Just add the spirit of the souk to a handful of herbs from the garden for a scintillating taste of Turkey. Skye Gyngell shows how...

Turkish cooking is all about sun-drenched, strong and confident flavours – the cuisine of a country that is warm for most of the year. Olive oil is used liberally, as are lemon juice, herbs, chillies and spices. These are tastes that fill your mouth with both texture and flavour. It is food to eat at this time of year – bold and earthy but undeniably clean and fresh – and these dishes make the most of the wonderful herbs that are once again beginning to grow in the garden.

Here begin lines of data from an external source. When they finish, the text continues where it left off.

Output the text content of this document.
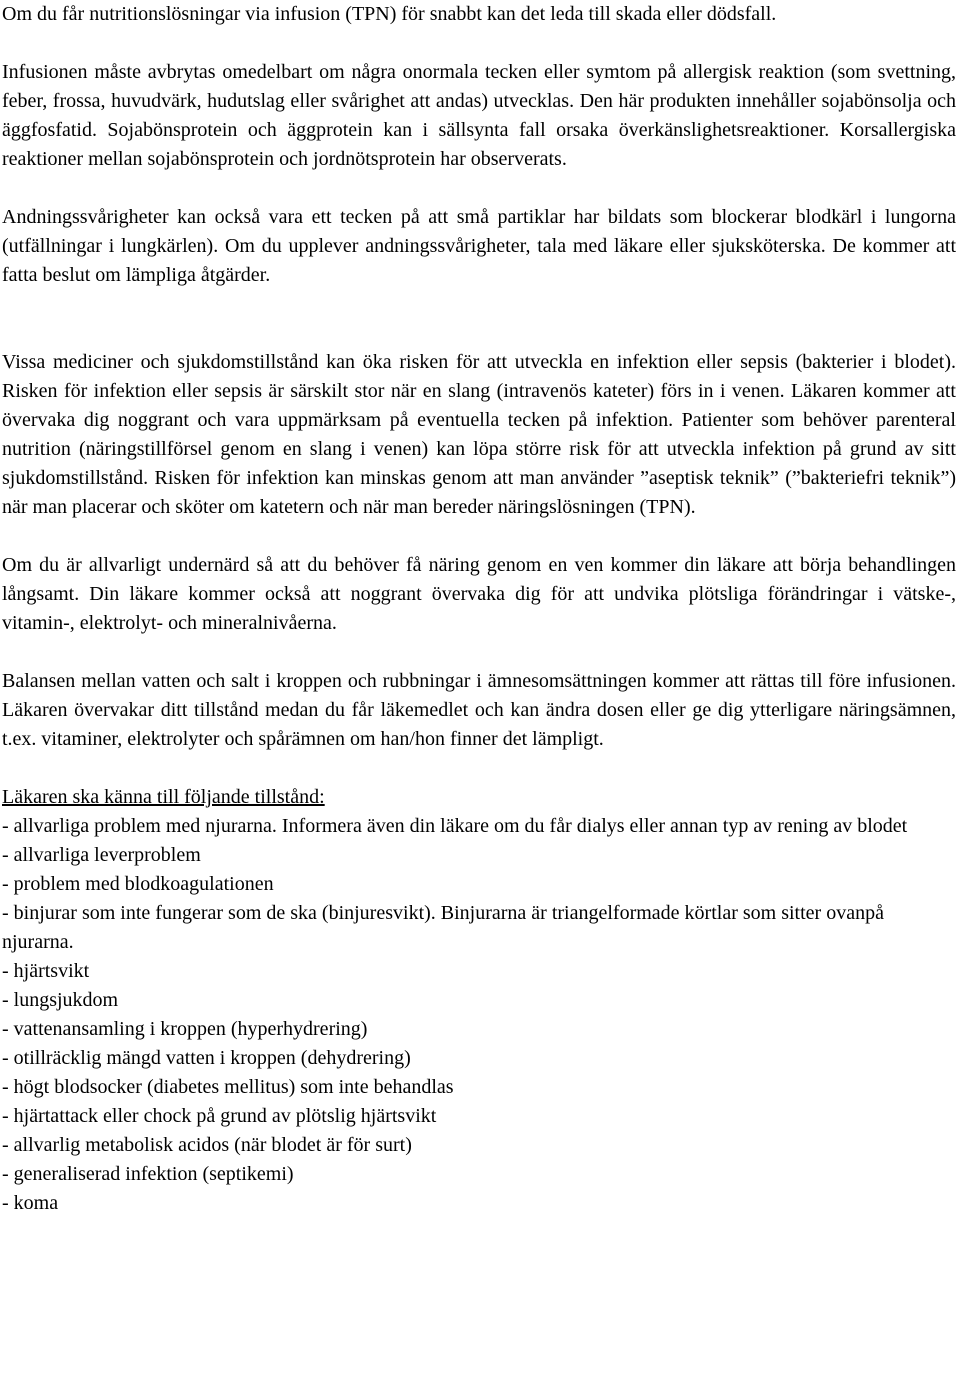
Om du får nutritionslösningar via infusion (TPN) för snabbt kan det leda till skada eller dödsfall.

Infusionen måste avbrytas omedelbart om några onormala tecken eller symtom på allergisk reaktion (som svettning, feber, frossa, huvudvärk, hudutslag eller svårighet att andas) utvecklas. Den här produkten innehåller sojabönsolja och äggfosfatid. Sojabönsprotein och äggprotein kan i sällsynta fall orsaka överkänslighetsreaktioner. Korsallergiska reaktioner mellan sojabönsprotein och jordnötsprotein har observerats.

Andningssvårigheter kan också vara ett tecken på att små partiklar har bildats som blockerar blodkärl i lungorna (utfällningar i lungkärlen). Om du upplever andningssvårigheter, tala med läkare eller sjuksköterska. De kommer att fatta beslut om lämpliga åtgärder.

Vissa mediciner och sjukdomstillstånd kan öka risken för att utveckla en infektion eller sepsis (bakterier i blodet). Risken för infektion eller sepsis är särskilt stor när en slang (intravenös kateter) förs in i venen. Läkaren kommer att övervaka dig noggrant och vara uppmärksam på eventuella tecken på infektion. Patienter som behöver parenteral nutrition (näringstillförsel genom en slang i venen) kan löpa större risk för att utveckla infektion på grund av sitt sjukdomstillstånd. Risken för infektion kan minskas genom att man använder ”aseptisk teknik” (”bakteriefri teknik”) när man placerar och sköter om katetern och när man bereder näringslösningen (TPN).

Om du är allvarligt undernärd så att du behöver få näring genom en ven kommer din läkare att börja behandlingen långsamt. Din läkare kommer också att noggrant övervaka dig för att undvika plötsliga förändringar i vätske-, vitamin-, elektrolyt- och mineralnivåerna.

Balansen mellan vatten och salt i kroppen och rubbningar i ämnesomsättningen kommer att rättas till före infusionen. Läkaren övervakar ditt tillstånd medan du får läkemedlet och kan ändra dosen eller ge dig ytterligare näringsämnen, t.ex. vitaminer, elektrolyter och spårämnen om han/hon finner det lämpligt.

Läkaren ska känna till följande tillstånd:

- allvarliga problem med njurarna. Informera även din läkare om du får dialys eller annan typ av rening av blodet
- allvarliga leverproblem
- problem med blodkoagulationen
- binjurar som inte fungerar som de ska (binjuresvikt). Binjurarna är triangelformade körtlar som sitter ovanpå njurarna.
- hjärtsvikt
- lungsjukdom
- vattenansamling i kroppen (hyperhydrering)
- otillräcklig mängd vatten i kroppen (dehydrering)
- högt blodsocker (diabetes mellitus) som inte behandlas
- hjärtattack eller chock på grund av plötslig hjärtsvikt
- allvarlig metabolisk acidos (när blodet är för surt)
- generaliserad infektion (septikemi)
- koma
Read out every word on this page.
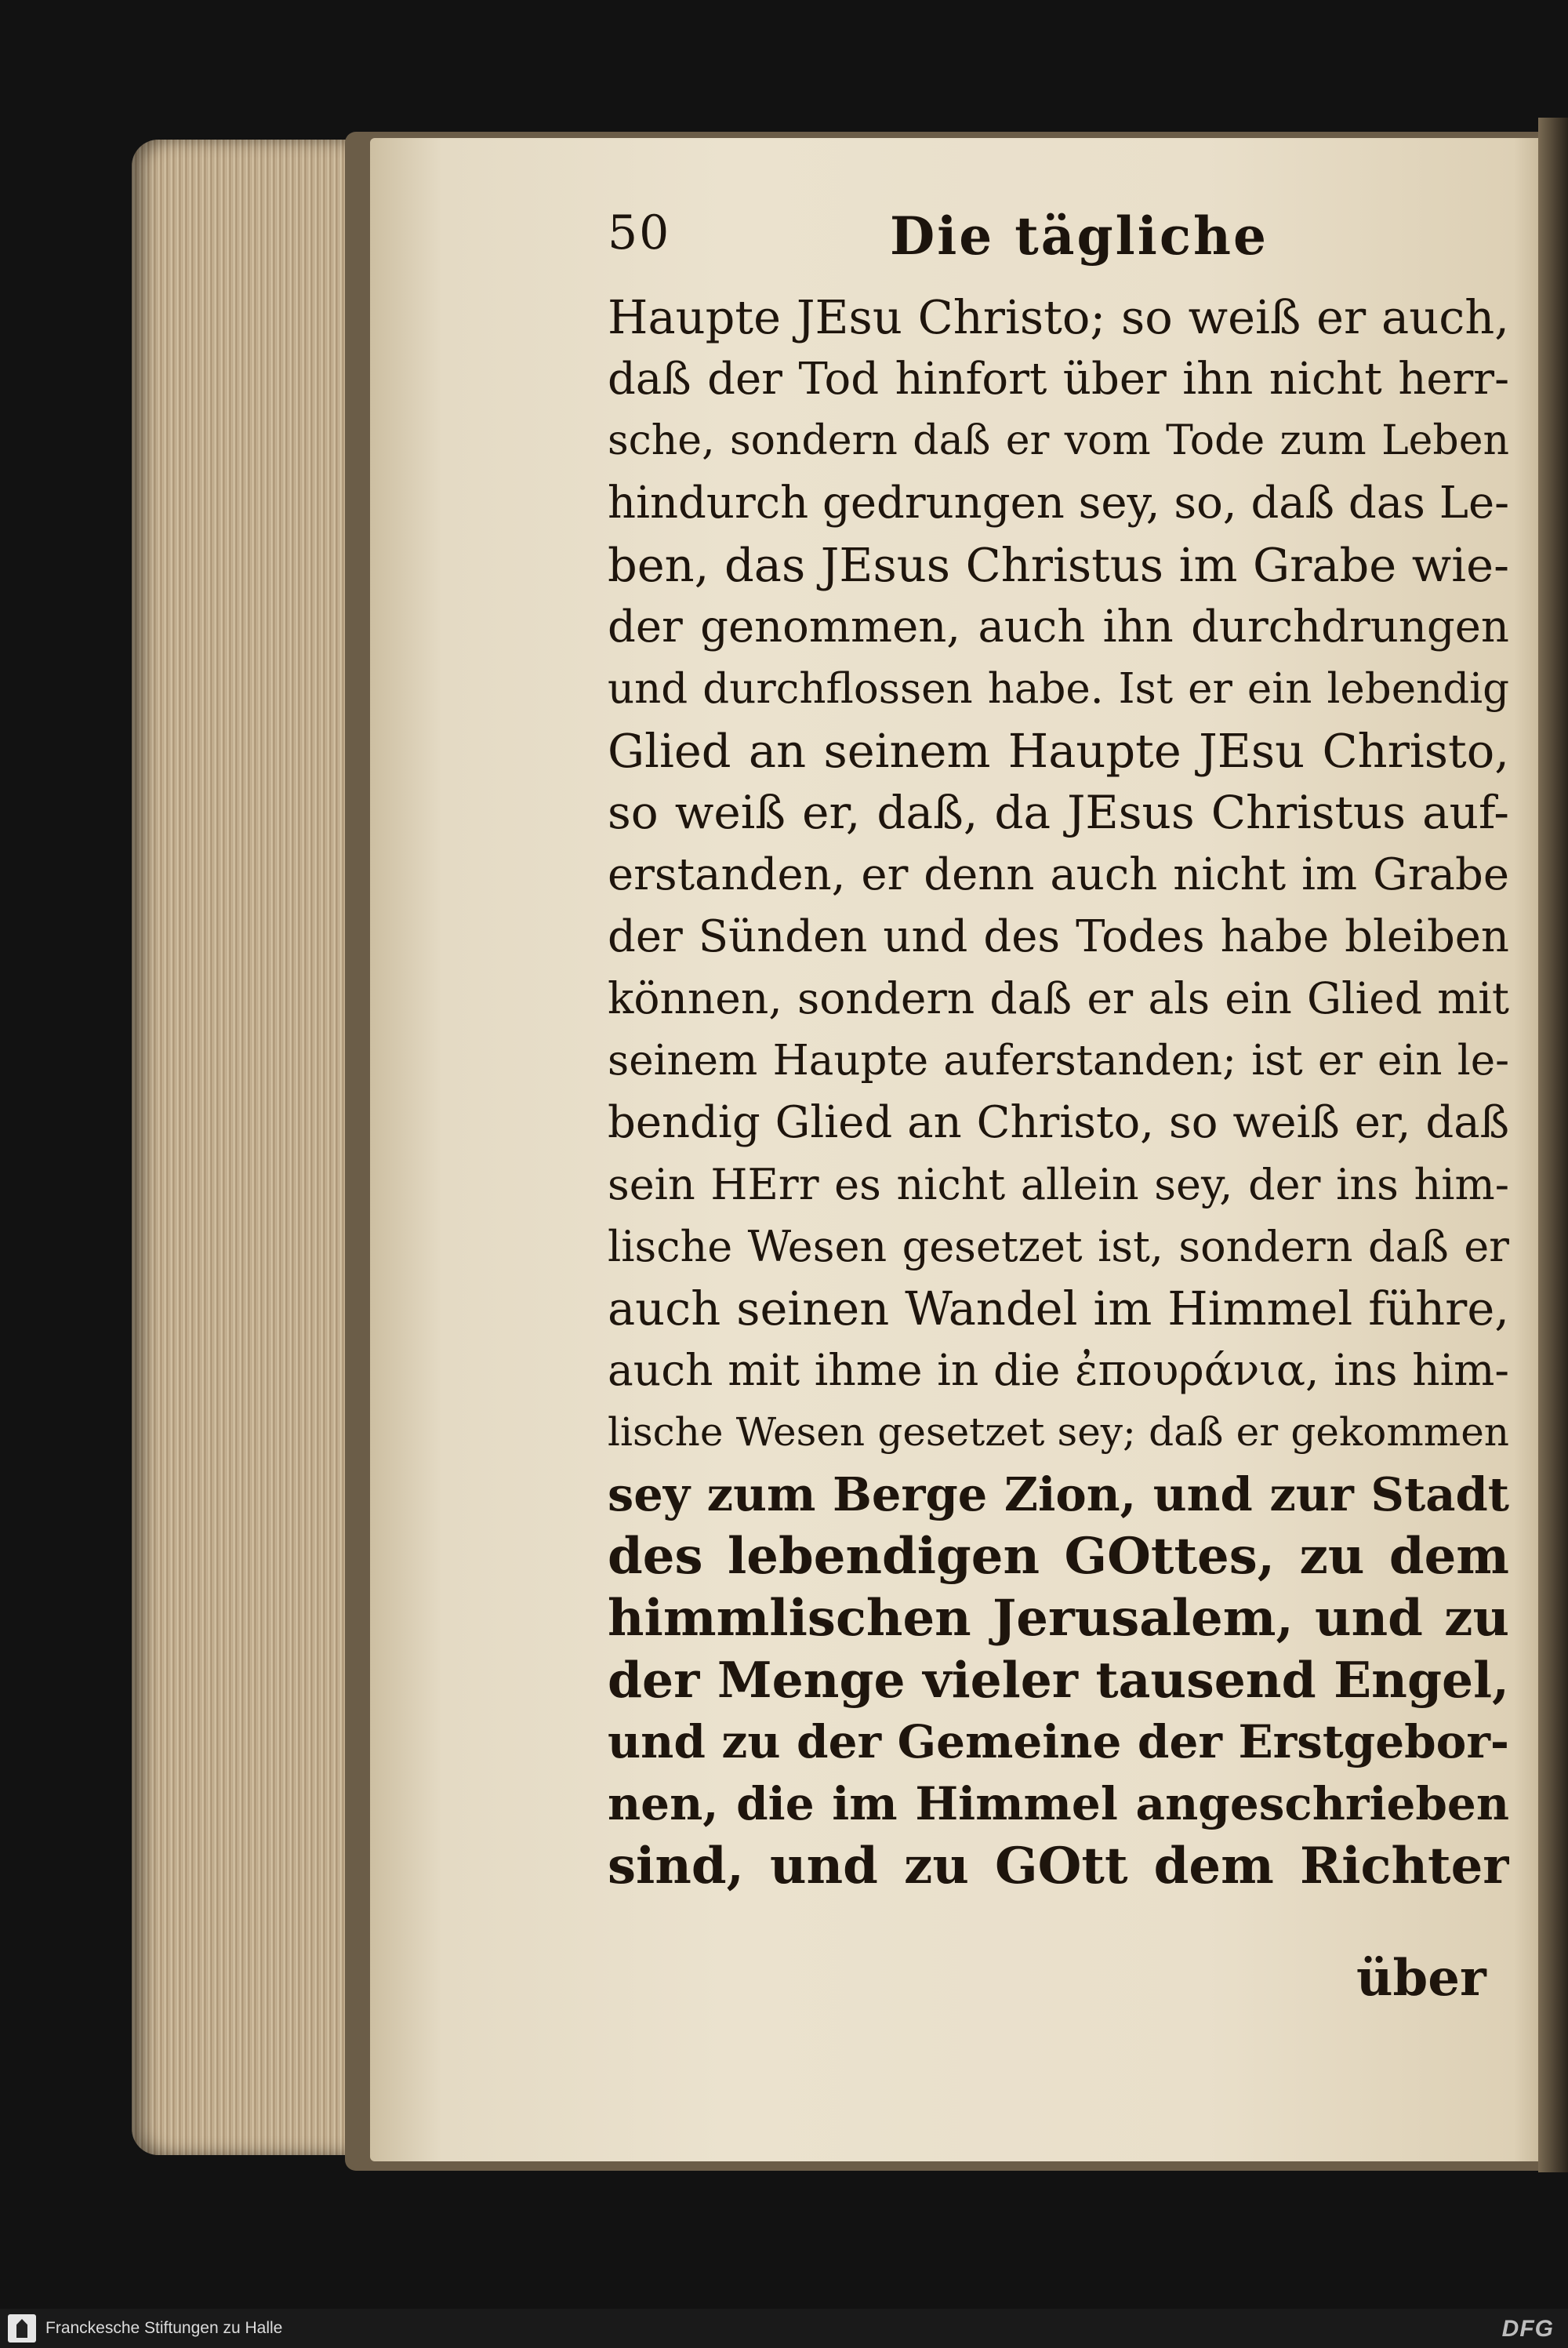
50	Die tägliche
Haupte JEsu Christo; so weiß er auch,
daß der Tod hinfort über ihn nicht herr-
sche, sondern daß er vom Tode zum Leben
hindurch gedrungen sey, so, daß das Le-
ben, das JEsus Christus im Grabe wie-
der genommen, auch ihn durchdrungen
und durchflossen habe. Ist er ein lebendig
Glied an seinem Haupte JEsu Christo,
so weiß er, daß, da JEsus Christus auf-
erstanden, er denn auch nicht im Grabe
der Sünden und des Todes habe bleiben
können, sondern daß er als ein Glied mit
seinem Haupte auferstanden; ist er ein le-
bendig Glied an Christo, so weiß er, daß
sein HErr es nicht allein sey, der ins him-
lische Wesen gesetzet ist, sondern daß er
auch seinen Wandel im Himmel führe,
auch mit ihme in die ἐπουράνια, ins him-
lische Wesen gesetzet sey; daß er gekommen
sey zum Berge Zion, und zur Stadt
des lebendigen GOttes, zu dem
himmlischen Jerusalem, und zu
der Menge vieler tausend Engel,
und zu der Gemeine der Erstgebor-
nen, die im Himmel angeschrieben
sind, und zu GOtt dem Richter
über
Franckesche Stiftungen zu Halle	DFG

Skye Gyngell is head chef at Petersham Gardens, Church Lane, Richmond, Surrey, tel: 020 8605 3627, petershamnurseries.com

Lamb shanks with rice and cinnamon

The warmth of the spices in this dish are counterbalanced by the lemon juice and mint. Make it in advance if you like, as it is almost better when reheated – just add the rice upon reheating.

Serves 4

4 lamb shanks, trimmed of all fat
Sea salt and freshly ground pepper
1 tsp extra-virgin olive oil
2 red onions, peeled and finely sliced
2 small green chillies, deseeded and chopped
1 tsp fennel seeds
2 sticks of cinnamon
1/2 tsp cumin seeds
1/2 tsp coriander seeds
3 cloves of garlic, peeled and chopped
3 carrots, peeled and chopped into generous pieces
3 fresh bay leaves
1 litre/13/4 pints chicken stock
150g/5oz short-grain rice
A pinch of salt
1 bunch of mint, leaves only
The juice of half a lemon

Season the meat generously. Place a large pan on a medium heat and add a tablespoon of oil. When the oil is hot, add the lamb and brown well all over. This will take about 15 minutes. Remove the shanks and set aside in a warm place. Pour off any fat from the pan, turn down the heat slightly and add the onions, spices, garlic, carrots and bay. Cook gently, stirring now and then, until the onions are soft. Return the meat to the pan, pour over the stock, place a lid on and turn the heat to low. Cook very gently for an hour and a half. Check now and then to ensure the liquid has not evaporated too much; if it has, add a little water, return the lid and continue cooking. Add the rice and cook for 20 minutes more; it should retain a little bite. Taste, and adjust the seasoning; a good pinch of salt brings out all the spicy flavours. Then add the mint, squeeze over the lemon juice and serve. '

Broad beans with yoghurt and dill

Broad beans are a staple in the Middle East and are glorious at this time of year. Sweet, young broad beans need not be double-podded – their outer skin is still soft and not woody, as they are towards the end of their season. This is a simple recipe – delicious as part of a mezze plate or lovely as a little side-dish, perhaps with the lamb shanks from page 29.

Serves 2

250g/8oz broad beans
40ml/11/2fl oz fruity extra-virgin olive oil
Sea salt
1 medium-sized bunch of dill
The juice of half a lemon
150ml/5fl oz thick Greek-style yoghurt
1 small pinch of sweet paprika

Start by podding the broad beans, and place a pot of well-salted water on to boil. Once the water is boiling, add the beans and cook for one minute, then drain and place in a bowl. Pour over the olive oil while the beans are still warm, season with a little salt and toss together well. Chop the dill finely, scatter over the beans, and squeeze over the lemon juice. Place in a serving bowl and spoon over the yoghurt, then gently, and with restraint, sprinkle over the paprika, and serve. '

Tomato, grated egg and slow-cooked chard

This salad cleans the palate nicely. Serve before, after or alongside the lamb dish.

Serves 2

4 leaves of Swiss chard
4 tbsp extra-virgin olive oil
Salt and pepper
1 head of endive
2 slightly green tomatoes, sliced into eighth-of-an-inch rounds
1 hard-boiled egg
12 small black olives, stones removed
The juice of one lemon

Start by placing a pot of well-salted water on to boil. Rinse the chard under running water to remove any dirt and chop into rough one- to two-inch slices. Once the water is boiling, add the chard and cook for three minutes. Drain and allow to cool. When the chard is at room temperature, chop finely and place in a saucepan with a tablespoon of the oil. Season with salt and pepper, set over a low heat and cook, stirring every now and then for 30 minutes or until the chard is soft and dark. Remove from the heat and allow to cool.

Wash the endive and remove the outer leaves, then slice into half-inch pieces and place in a bowl with the slices of tomato. Peel and grate the egg and add to the bowl, scatter over the chard and olives and dress with the rest of the olive oil and lemon juice, season with salt and freshly ground pepper, and toss together until all the ingredients are well coated with the oil. Arrange on a large plate and serve.